Martini individua diverse strutture ipertestuali, ognuna delle quali può assolvere a specifici compiti di stimolazione e realizzazione di apprendimento dei contenuti da parte di chi utilizzerà il documento ipertestuale:

  • La struttura sequenziale corrisponde ad un montaggio lineare dei nodi, con qualche “movimentazione” data dal render possibile il saltare da una parte all’altra della sequenza o compiere digressioni di approfondimento. Secondo l’autore una struttura sequenziale favorisce la memorizzazione dei contenuti in quanto “rende minima la dispersione dell’informazione e si avvale di una certa ridondanza e ripetitività comunicativa. Si presta a determinare produzioni di inferenze di tipo convergente, a pilotare il pensiero verso modelli strettamente deduttivi e risulta particolarmente adatta per fruitori che sul tema oggetto dell’ipertesto non possiedono molte informazioni”.La struttura ad albero organizza le informazioni in modo fortemente gerarchico e si presta ad organizzare contenuti che abbiano una forte subordinazione logica fra le unità di informazione.
  • La struttura a griglia dispone la materia “simultaneamente sul piano della scomposizione lineare (o segmentazione) e sul piano della scomposizione dello spessore (o stratificazione)”. E’ possibile, quindi, compiere percorsi lineari lungo uno strato o scegliere ad esempio approfondimenti ad uno dei diversi livelli di profondità.
  • Nella struttura a rete ogni singolo nodo può essere associato secondo legami multipli. Si tratta di una struttura estremamente elastica, in grado di fornire il massimo dell’informazione, ma con il pericolo di dispersione.

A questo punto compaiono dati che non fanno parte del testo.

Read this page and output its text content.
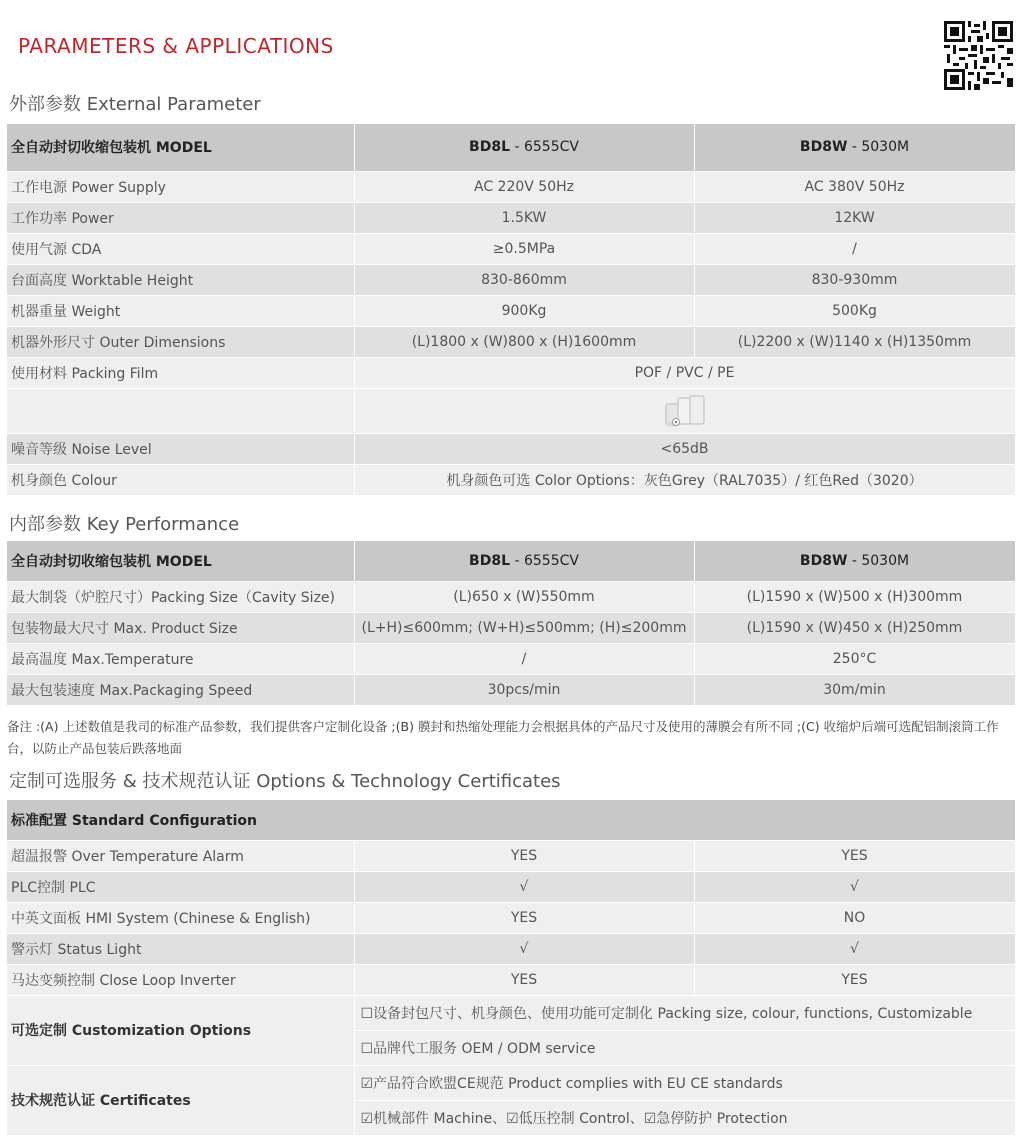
PARAMETERS & APPLICATIONS
外部参数 External Parameter
全自动封切收缩包装机 MODEL	BD8L - 6555CV	BD8W - 5030M
工作电源 Power Supply	AC 220V 50Hz	AC 380V 50Hz
工作功率 Power	1.5KW	12KW
使用气源 CDA	≥0.5MPa	/
台面高度 Worktable Height	830-860mm	830-930mm
机器重量 Weight	900Kg	500Kg
机器外形尺寸 Outer Dimensions	(L)1800 x (W)800 x (H)1600mm	(L)2200 x (W)1140 x (H)1350mm
使用材料 Packing Film	POF / PVC / PE	

噪音等级 Noise Level	<65dB	
机身颜色 Colour	机身颜色可选 Color Options：灰色Grey（RAL7035）/ 红色Red（3020）	
内部参数 Key Performance
全自动封切收缩包装机 MODEL	BD8L - 6555CV	BD8W - 5030M
最大制袋（炉腔尺寸）Packing Size（Cavity Size)	(L)650 x (W)550mm	(L)1590 x (W)500 x (H)300mm
包装物最大尺寸 Max. Product Size	(L+H)≤600mm; (W+H)≤500mm; (H)≤200mm	(L)1590 x (W)450 x (H)250mm
最高温度 Max.Temperature	/	250°C
最大包装速度 Max.Packaging Speed	30pcs/min	30m/min
备注 :(A) 上述数值是我司的标准产品参数，我们提供客户定制化设备 ;(B) 膜封和热缩处理能力会根据具体的产品尺寸及使用的薄膜会有所不同 ;(C) 收缩炉后端可选配铝制滚筒工作台，以防止产品包装后跌落地面
定制可选服务 & 技术规范认证 Options & Technology Certificates
标准配置 Standard Configuration		
超温报警 Over Temperature Alarm	YES	YES
PLC控制 PLC	√	√
中英文面板 HMI System (Chinese & English)	YES	NO
警示灯 Status Light	√	√
马达变频控制 Close Loop Inverter	YES	YES
可选定制 Customization Options	☐设备封包尺寸、机身颜色、使用功能可定制化 Packing size, colour, functions, Customizable	
	☐品牌代工服务 OEM / ODM service	
技术规范认证 Certificates	☑产品符合欧盟CE规范 Product complies with EU CE standards	
	☑机械部件 Machine、☑低压控制 Control、☑急停防护 Protection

La distinzione fra queste diverse strutture può non essere così netta, e lo stesso documento ipertestuale può presentare strutture di tipo misto, o adottare strutture diverse in punti diversi della base di informazioni che fornisce.

Chi legge un documento ipertestuale deve muoversi all’interno delle unità di informazione, utilizzando i legami come “mezzo di spostamento”. L’esplorazione di un documento ipertestuale è chiamata, con una metafora estratta dal linguaggio mannaro, navigazione (to navigate), e il perdersi all’interno del “mare” di conoscenze fornite dal documento è considerato un naufragare. I docenti abbiamo l’obbligo, invece, di fornire un porto sicuro.

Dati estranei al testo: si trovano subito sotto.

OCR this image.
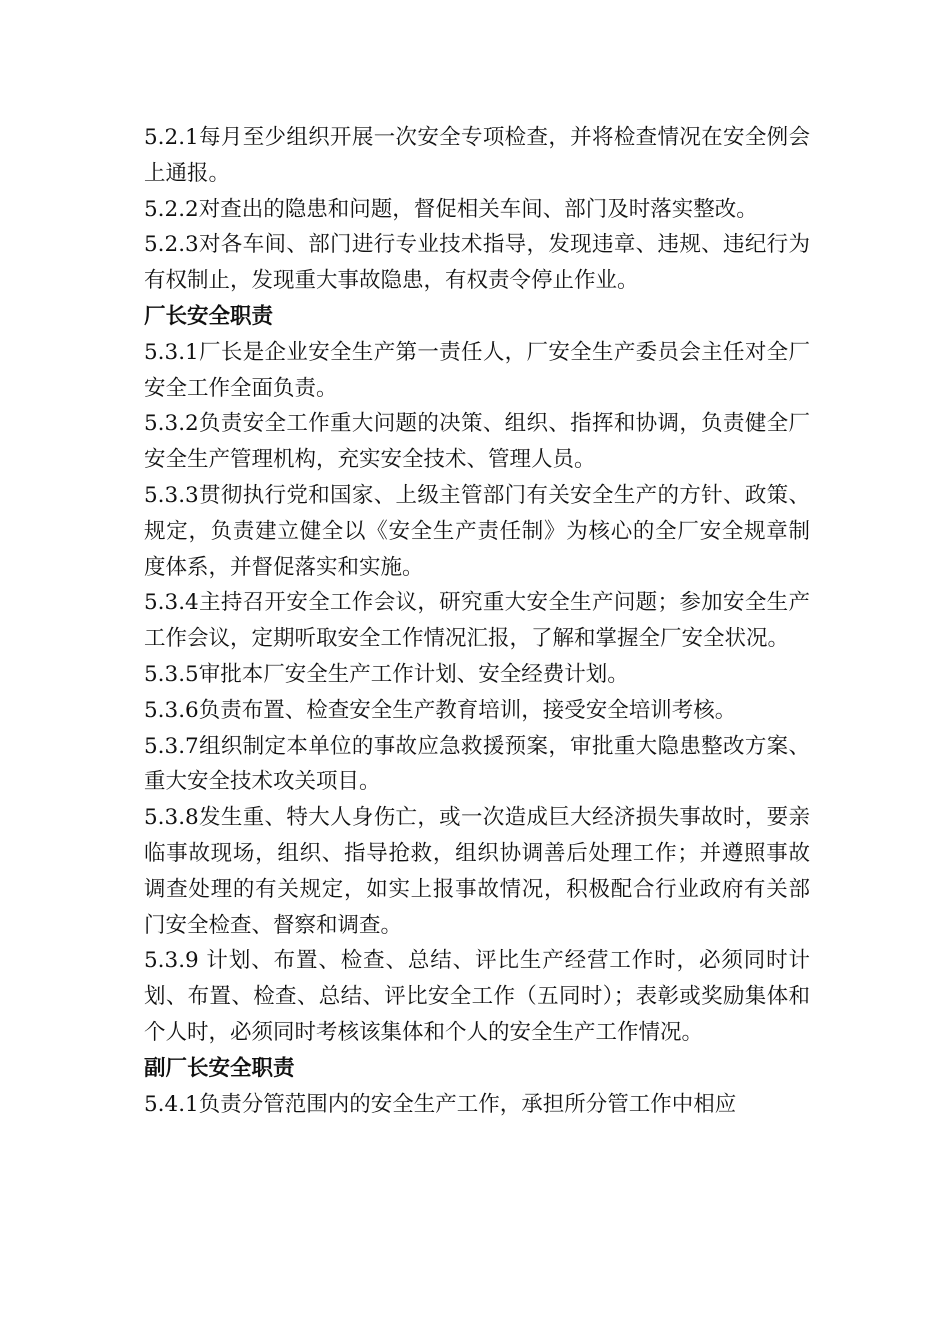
5.2.1每月至少组织开展一次安全专项检查，并将检查情况在安全例会上通报。

5.2.2对查出的隐患和问题，督促相关车间、部门及时落实整改。

5.2.3对各车间、部门进行专业技术指导，发现违章、违规、违纪行为有权制止，发现重大事故隐患，有权责令停止作业。

厂长安全职责

5.3.1厂长是企业安全生产第一责任人，厂安全生产委员会主任对全厂安全工作全面负责。

5.3.2负责安全工作重大问题的决策、组织、指挥和协调，负责健全厂安全生产管理机构，充实安全技术、管理人员。

5.3.3贯彻执行党和国家、上级主管部门有关安全生产的方针、政策、规定，负责建立健全以《安全生产责任制》为核心的全厂安全规章制度体系，并督促落实和实施。

5.3.4主持召开安全工作会议，研究重大安全生产问题；参加安全生产工作会议，定期听取安全工作情况汇报，了解和掌握全厂安全状况。

5.3.5审批本厂安全生产工作计划、安全经费计划。

5.3.6负责布置、检查安全生产教育培训，接受安全培训考核。

5.3.7组织制定本单位的事故应急救援预案，审批重大隐患整改方案、重大安全技术攻关项目。

5.3.8发生重、特大人身伤亡，或一次造成巨大经济损失事故时，要亲临事故现场，组织、指导抢救，组织协调善后处理工作；并遵照事故调查处理的有关规定，如实上报事故情况，积极配合行业政府有关部门安全检查、督察和调查。

5.3.9 计划、布置、检查、总结、评比生产经营工作时，必须同时计划、布置、检查、总结、评比安全工作（五同时）；表彰或奖励集体和个人时，必须同时考核该集体和个人的安全生产工作情况。

副厂长安全职责

5.4.1负责分管范围内的安全生产工作，承担所分管工作中相应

Gli alunni e i nuovi e vecchi strumenti di navigazione: gli errori di rotta e i cattivi capitani

Si parla, quindi, di strumenti di navigazione, che consentono di correggere eventuali errori di rotta, e di sistemi di orientamento, che tendono ad attenuare il rischio di perdersi favorendo l’orientamento di chi legge. Fra gli strumenti di navigazione normalmente presenti in tutti gli ipertesti si possono ricordare i sistemi di ritorno (back~racking), che permettono di ripercorrere indietro il proprio percorso di esplorazione, i sistemi di ricerca, attraverso i quali è possibile tornare ad una determinata pagina specificando vocaboli o frasi presenti in lei, il semplice comando di rientro (top level), che consente di tornare al punto iniziale del percorso. Fra i sistemi di orientamento, sono disponibili in molti sistemi ipertestuali le mappe globali dei nodi presenti nel documento, che rappresentano in diagramma l’organizzazione delle informazioni, e le memorie di percorso, che rendono disponibile all’utente il diagramma delle pagine visitate fino a quel momento.